Was I right to keep this from him? No. Blame it on the fact that I immersed myself in a matriarchal society every day, or blame it on cowardice: I just wanted to take a careful, closer look at Thomas before I let him claim partial ownership of this child. I didn’t know, at that point, if I would even keep the baby. And if I did, clearly I was going to raise it in Africa by myself. I simply didn’t feel that one night under a baobab tree meant Thomas necessarily deserved a vote.
In Boston I stumbled off the airplane, rumpled and tired, stood in line at passport control, collected my luggage. When the doors belched me into the arrivals lounge, I saw Thomas immediately. He was standing behind the railing, sandwiched between two black-suited chauffeurs. In his fist, he was holding an uprooted plant upside down, like a witch’s bouquet.
I wheeled my bag around the barrier. “Do you bring dead flowers to all the girls you pick up at airports?” I asked.

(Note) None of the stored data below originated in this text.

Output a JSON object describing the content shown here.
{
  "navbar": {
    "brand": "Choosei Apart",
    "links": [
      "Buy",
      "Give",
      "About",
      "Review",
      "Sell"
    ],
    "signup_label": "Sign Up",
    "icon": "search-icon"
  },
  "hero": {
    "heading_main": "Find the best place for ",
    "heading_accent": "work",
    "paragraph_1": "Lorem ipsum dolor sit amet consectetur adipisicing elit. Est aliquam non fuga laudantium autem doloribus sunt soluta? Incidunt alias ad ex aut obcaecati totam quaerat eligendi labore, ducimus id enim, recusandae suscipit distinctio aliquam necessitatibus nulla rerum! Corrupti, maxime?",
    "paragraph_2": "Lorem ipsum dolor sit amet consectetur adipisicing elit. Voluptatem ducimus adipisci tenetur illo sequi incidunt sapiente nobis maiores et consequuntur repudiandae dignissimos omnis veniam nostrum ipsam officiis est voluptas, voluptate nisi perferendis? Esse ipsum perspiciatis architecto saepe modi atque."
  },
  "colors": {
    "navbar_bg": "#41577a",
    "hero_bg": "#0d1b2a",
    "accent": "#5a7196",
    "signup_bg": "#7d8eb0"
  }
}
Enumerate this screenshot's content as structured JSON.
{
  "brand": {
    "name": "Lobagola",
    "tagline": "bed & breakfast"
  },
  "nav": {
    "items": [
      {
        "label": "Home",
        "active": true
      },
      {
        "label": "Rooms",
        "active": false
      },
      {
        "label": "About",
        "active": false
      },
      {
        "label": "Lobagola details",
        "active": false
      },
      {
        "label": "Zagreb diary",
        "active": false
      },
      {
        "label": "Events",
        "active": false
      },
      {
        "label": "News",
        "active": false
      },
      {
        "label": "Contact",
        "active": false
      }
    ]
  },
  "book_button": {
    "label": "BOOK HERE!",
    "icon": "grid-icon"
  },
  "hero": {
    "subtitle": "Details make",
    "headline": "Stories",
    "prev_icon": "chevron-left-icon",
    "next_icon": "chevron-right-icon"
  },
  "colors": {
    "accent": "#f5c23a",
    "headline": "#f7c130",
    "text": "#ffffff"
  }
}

He shook the plant so that a little dirt rained down on the floor, over my sneakers. “It’s the closest I could get to a baobab tree,” Thomas said. “The florist was no help, so I had to improvise.”
I tried not to let myself see this as a sign that he, too, was hoping we could pick up where we had left off, that what we’d had was more than a flirtation. In spite of the carbonation of hope inside me, I was determined to play dumb. “Why would you want to bring me a baobab?”
“Because an elephant wouldn’t fit in the car,” Thomas said, and he smiled at me.
Doctors will tell you that it wasn’t medically possible, that it was too early in the pregnancy. But at that moment, I felt the butterfly flutter of our baby, as if the electricity between us was all she needed to combust into life.